Euforia, la seconda volta di Valeria Golino

Valeria Golino ci riprova: a distanza di cinque anni da Miele, che si era aggiudicato numerosi ed importanti premi, la regista e attrice torna dietro la macchina da presa per riprendere il tema trattato nel suo esordio alla regia, da un diverso punto di vista.
Con estrema grazia e delicatezza, mette in scena il rapporto tra due fratelli che non potrebbero essere più diversi e che, in un momento di difficoltà, si ritrovano.

Idea già collaudata ma vuoi per la sceneggiatura scritta con grande finezza, vuoi per la splendida coppia di attori formata da Riccardo Scamarcio e Valerio Mastandrea, il film cattura l'attenzione dello spettatore, portandolo nei meandri di due diverse esistenze e due diverse reazioni, entrambe delineate in maniera assai realistica e toccante.

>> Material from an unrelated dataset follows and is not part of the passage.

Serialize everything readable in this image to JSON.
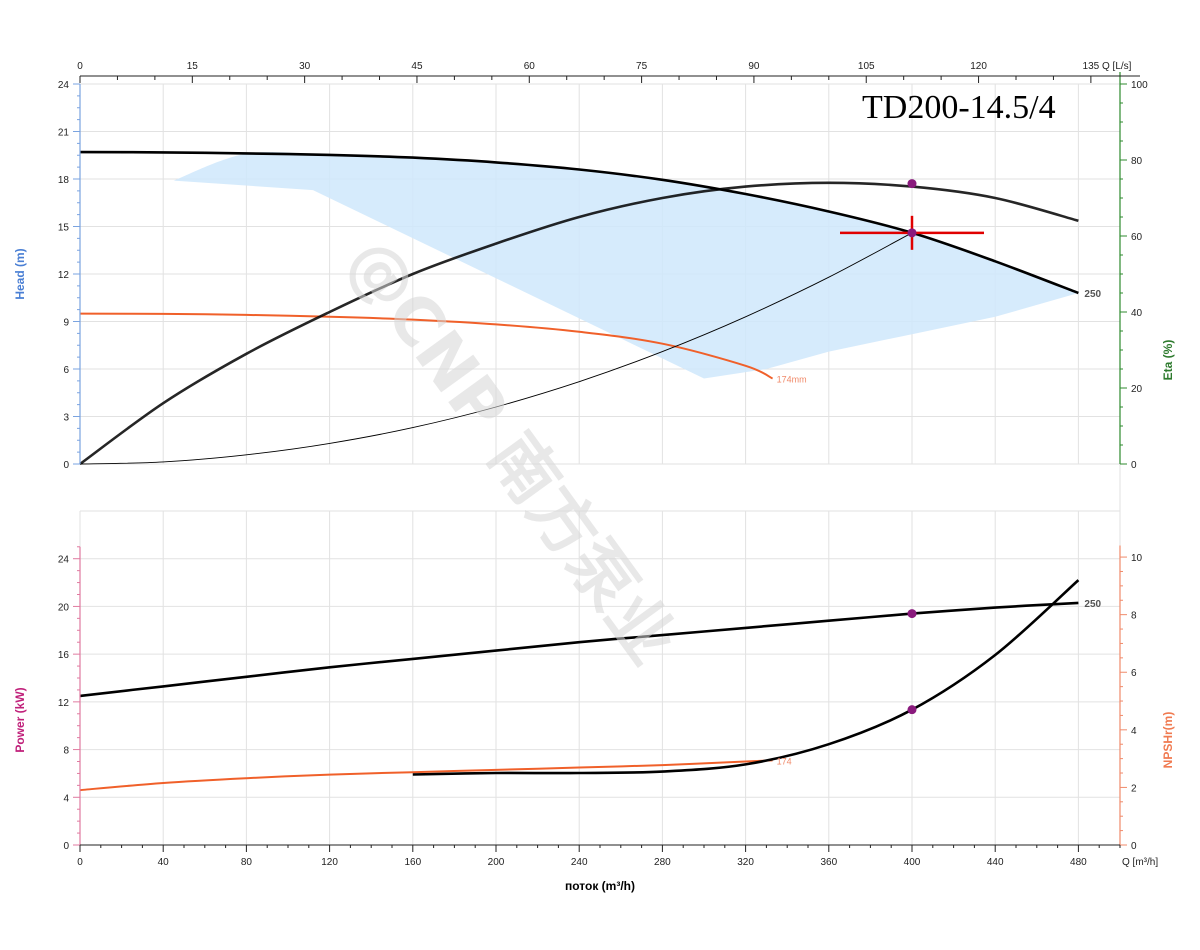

Euforia, che nasce da esperienze indirette, come ha spiegato la stessa regista, mette in scena la forza d'animo, omaggia Roma e tocca le corde più profonde della sensibilità, senza però scadere in facili sentimentalismi ma anzi, ammantando la narrazione di un umorismo di fondo di cui si fa portavoce il personaggio di Scamarcio, nel ruolo a lui congeniale di uomo goliardico e puerile.

Matteo è infatti tutto sesso, droga, centrifughe ed estrema vanità - si fa addirittura la plastica ai polpacci. Ma la sua superficialità nasconde un affetto di fondo. Ettore al contrario è molto introverso: è separato da tempo da Michela, ovvero Isabella Ferrari, dalla quale ha avuto un figlio ed ha una nuova, giovanissima compagna, interpretata da Jasmine Trinca. Parla poco e non si unisce ai continui festini organizzati dal fratello. Ma anche lui è estremamente bisognoso di empatia.

Lo stile della Golino rimane quello intimo e curato di Miele: inizialmente la ripresa a spalla ci conduce prepotentemente nelle case dei protagonisti, poi i movimenti si fanno più fluidi e la stessa vicenda prende a dipanarsi attraverso la nuova convivenza forzata di Matteo ed Ettore – un Mastandrea che qui ritrova il suo più tipico ruolo drammatico - in un turbine di fragilità ed euforia. Le discussioni si alternano a scene esilaranti come il gabbiano che perde il pesce il quale, a sua volta, cade in testa a Scamarcio. Ma così è la vita: fatta di alti e bassi, di sicurezza e insicurezza, di gioie e dolori, di risate e pianti. L'importante è non rimanere soli.

Per le tematiche, per l'intimità con cui sono trattate e per la sacralità, riscontrabile soprattutto nella sequenza in cui i due fratelli si recano a Medjugorie, l'opera seconda della Golino ricorda certa filmografia di Ferzan Ozpetek.

Ma con Euforia la regista alza l'asticella e affronta un altro aspetto dell'etica: non più il concetto di fine-vita come in Miele ma le famigerate “bugie a fin di bene”. Il film illustra proprio il rapporto dei protagonisti con questa idea, di protezione da un lato, di emarginazione dall'altro.

Commovente e divertente al tempo stesso: un bella storia che, sebbene non del tutto originale, fa leva su un buon cast e su una descrizione molto accurata dei protagonisti. Bellissima e poetica la sequenza del balletto di Stanlio e Ollio in ospedale.